第一次見面。在沈府的花園裏,不知為何沈江蘺回頭看了他一眼。那時,他還以為這就是對自己有意呢。

後來,發生了很多事情。都是他與沈江蘺一起走過的。只是,即便現在想來,他仍是並不完全清楚她行事的用意。

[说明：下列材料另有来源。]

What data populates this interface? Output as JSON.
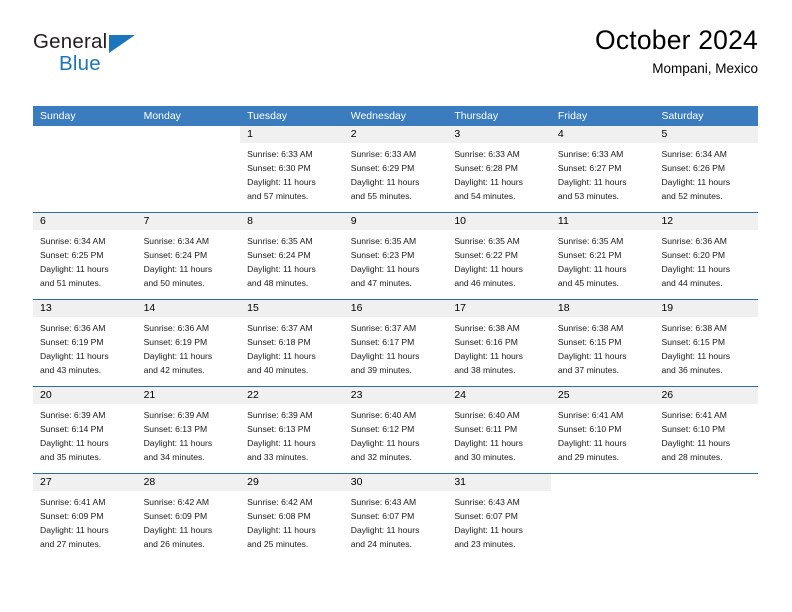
{
  "brand": {
    "name_top": "General",
    "name_bottom": "Blue",
    "triangle_color": "#1b75bb",
    "text_color": "#231f20"
  },
  "header": {
    "title": "October 2024",
    "subtitle": "Mompani, Mexico"
  },
  "theme": {
    "header_blue": "#3a7cbe",
    "divider_blue": "#2e6da4",
    "daynum_band": "#f0f0f0",
    "text": "#000000"
  },
  "weekdays": [
    "Sunday",
    "Monday",
    "Tuesday",
    "Wednesday",
    "Thursday",
    "Friday",
    "Saturday"
  ],
  "weeks": [
    [
      {
        "day": "",
        "blank": true,
        "lines": []
      },
      {
        "day": "",
        "blank": true,
        "lines": []
      },
      {
        "day": "1",
        "lines": [
          "Sunrise: 6:33 AM",
          "Sunset: 6:30 PM",
          "Daylight: 11 hours",
          "and 57 minutes."
        ]
      },
      {
        "day": "2",
        "lines": [
          "Sunrise: 6:33 AM",
          "Sunset: 6:29 PM",
          "Daylight: 11 hours",
          "and 55 minutes."
        ]
      },
      {
        "day": "3",
        "lines": [
          "Sunrise: 6:33 AM",
          "Sunset: 6:28 PM",
          "Daylight: 11 hours",
          "and 54 minutes."
        ]
      },
      {
        "day": "4",
        "lines": [
          "Sunrise: 6:33 AM",
          "Sunset: 6:27 PM",
          "Daylight: 11 hours",
          "and 53 minutes."
        ]
      },
      {
        "day": "5",
        "lines": [
          "Sunrise: 6:34 AM",
          "Sunset: 6:26 PM",
          "Daylight: 11 hours",
          "and 52 minutes."
        ]
      }
    ],
    [
      {
        "day": "6",
        "lines": [
          "Sunrise: 6:34 AM",
          "Sunset: 6:25 PM",
          "Daylight: 11 hours",
          "and 51 minutes."
        ]
      },
      {
        "day": "7",
        "lines": [
          "Sunrise: 6:34 AM",
          "Sunset: 6:24 PM",
          "Daylight: 11 hours",
          "and 50 minutes."
        ]
      },
      {
        "day": "8",
        "lines": [
          "Sunrise: 6:35 AM",
          "Sunset: 6:24 PM",
          "Daylight: 11 hours",
          "and 48 minutes."
        ]
      },
      {
        "day": "9",
        "lines": [
          "Sunrise: 6:35 AM",
          "Sunset: 6:23 PM",
          "Daylight: 11 hours",
          "and 47 minutes."
        ]
      },
      {
        "day": "10",
        "lines": [
          "Sunrise: 6:35 AM",
          "Sunset: 6:22 PM",
          "Daylight: 11 hours",
          "and 46 minutes."
        ]
      },
      {
        "day": "11",
        "lines": [
          "Sunrise: 6:35 AM",
          "Sunset: 6:21 PM",
          "Daylight: 11 hours",
          "and 45 minutes."
        ]
      },
      {
        "day": "12",
        "lines": [
          "Sunrise: 6:36 AM",
          "Sunset: 6:20 PM",
          "Daylight: 11 hours",
          "and 44 minutes."
        ]
      }
    ],
    [
      {
        "day": "13",
        "lines": [
          "Sunrise: 6:36 AM",
          "Sunset: 6:19 PM",
          "Daylight: 11 hours",
          "and 43 minutes."
        ]
      },
      {
        "day": "14",
        "lines": [
          "Sunrise: 6:36 AM",
          "Sunset: 6:19 PM",
          "Daylight: 11 hours",
          "and 42 minutes."
        ]
      },
      {
        "day": "15",
        "lines": [
          "Sunrise: 6:37 AM",
          "Sunset: 6:18 PM",
          "Daylight: 11 hours",
          "and 40 minutes."
        ]
      },
      {
        "day": "16",
        "lines": [
          "Sunrise: 6:37 AM",
          "Sunset: 6:17 PM",
          "Daylight: 11 hours",
          "and 39 minutes."
        ]
      },
      {
        "day": "17",
        "lines": [
          "Sunrise: 6:38 AM",
          "Sunset: 6:16 PM",
          "Daylight: 11 hours",
          "and 38 minutes."
        ]
      },
      {
        "day": "18",
        "lines": [
          "Sunrise: 6:38 AM",
          "Sunset: 6:15 PM",
          "Daylight: 11 hours",
          "and 37 minutes."
        ]
      },
      {
        "day": "19",
        "lines": [
          "Sunrise: 6:38 AM",
          "Sunset: 6:15 PM",
          "Daylight: 11 hours",
          "and 36 minutes."
        ]
      }
    ],
    [
      {
        "day": "20",
        "lines": [
          "Sunrise: 6:39 AM",
          "Sunset: 6:14 PM",
          "Daylight: 11 hours",
          "and 35 minutes."
        ]
      },
      {
        "day": "21",
        "lines": [
          "Sunrise: 6:39 AM",
          "Sunset: 6:13 PM",
          "Daylight: 11 hours",
          "and 34 minutes."
        ]
      },
      {
        "day": "22",
        "lines": [
          "Sunrise: 6:39 AM",
          "Sunset: 6:13 PM",
          "Daylight: 11 hours",
          "and 33 minutes."
        ]
      },
      {
        "day": "23",
        "lines": [
          "Sunrise: 6:40 AM",
          "Sunset: 6:12 PM",
          "Daylight: 11 hours",
          "and 32 minutes."
        ]
      },
      {
        "day": "24",
        "lines": [
          "Sunrise: 6:40 AM",
          "Sunset: 6:11 PM",
          "Daylight: 11 hours",
          "and 30 minutes."
        ]
      },
      {
        "day": "25",
        "lines": [
          "Sunrise: 6:41 AM",
          "Sunset: 6:10 PM",
          "Daylight: 11 hours",
          "and 29 minutes."
        ]
      },
      {
        "day": "26",
        "lines": [
          "Sunrise: 6:41 AM",
          "Sunset: 6:10 PM",
          "Daylight: 11 hours",
          "and 28 minutes."
        ]
      }
    ],
    [
      {
        "day": "27",
        "lines": [
          "Sunrise: 6:41 AM",
          "Sunset: 6:09 PM",
          "Daylight: 11 hours",
          "and 27 minutes."
        ]
      },
      {
        "day": "28",
        "lines": [
          "Sunrise: 6:42 AM",
          "Sunset: 6:09 PM",
          "Daylight: 11 hours",
          "and 26 minutes."
        ]
      },
      {
        "day": "29",
        "lines": [
          "Sunrise: 6:42 AM",
          "Sunset: 6:08 PM",
          "Daylight: 11 hours",
          "and 25 minutes."
        ]
      },
      {
        "day": "30",
        "lines": [
          "Sunrise: 6:43 AM",
          "Sunset: 6:07 PM",
          "Daylight: 11 hours",
          "and 24 minutes."
        ]
      },
      {
        "day": "31",
        "lines": [
          "Sunrise: 6:43 AM",
          "Sunset: 6:07 PM",
          "Daylight: 11 hours",
          "and 23 minutes."
        ]
      },
      {
        "day": "",
        "blank": true,
        "lines": []
      },
      {
        "day": "",
        "blank": true,
        "lines": []
      }
    ]
  ]
}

她扶植自己,她爭縣主,她還經商掙錢。她所做的每一件事,都與古代閨秀完全相悖。反而更像一個男人,在這個等級森嚴的社會中築起屬於自己的堅固堡壘。在一條不斷往上的權力之路奮勇前進。他一再地想,若是沒有這段情,若是二人不曾成親,沈江蘺會走到一個什麽位置才肯停下?

她最終看上的,是這九五至尊的龍座麽?

想起來也是順理成章的事情罷。帝王暴斃,幼主登基,年輕而擅權的太後自此臨朝聽政。這在歷史上並不鮮見。權勢理當催生野心,更何況,從最初,她就不是一個毫無野心的人。

他自己,是怎樣站上這位置?他從前看過多少貌合神離卻被權力捆綁在一起的夫妻?就連他的父母,為了利益與前途,明明形同陌路,卻始終不肯離婚。所謂感情,終將在權力的鐵蹄下慢慢腐朽。

話說帝王之家最無情。權力太重,利益太深,感情便日漸稀薄。

有了問鼎天下的權勢,她是不是就不再恐懼或不安?

他相信沈江蘺麽?當然是相信的。相信她對兒子的關愛,相信她對自己的一腔深情,也相信她對天下的野心。

蕭棲遲的嘴角漸漸扯開,竟然彎出了一絲笑容。

他自然記不起第一次見面時沈江蘺穿什麽衣裳。他只記得那是他穿越到古代以來見到的第一個大家閨秀。年紀雖小,卻有著現代人沒有的溫婉柔順。雖然後來與其他閨秀相比,沈江蘺的目光總顯得若有所思,周身還有一種高高在上的鋒利氣質。

後來,蕭家軍全軍覆沒。他在府中,如受滅頂之災。袍澤之情,戰場烽煙,鐵血下的情誼像穿腹而過的銳刺。那一晚,如果不是沈江蘺,他會像溺水的人,在痛苦與恐懼中慢慢闔上充血的眼。他在她清瘦的肩上找到支撐下去的銳氣和堅韌。至今,他仍記得那種味道。

她終歸,是自己中意的女人。有著他最欣賞的品質。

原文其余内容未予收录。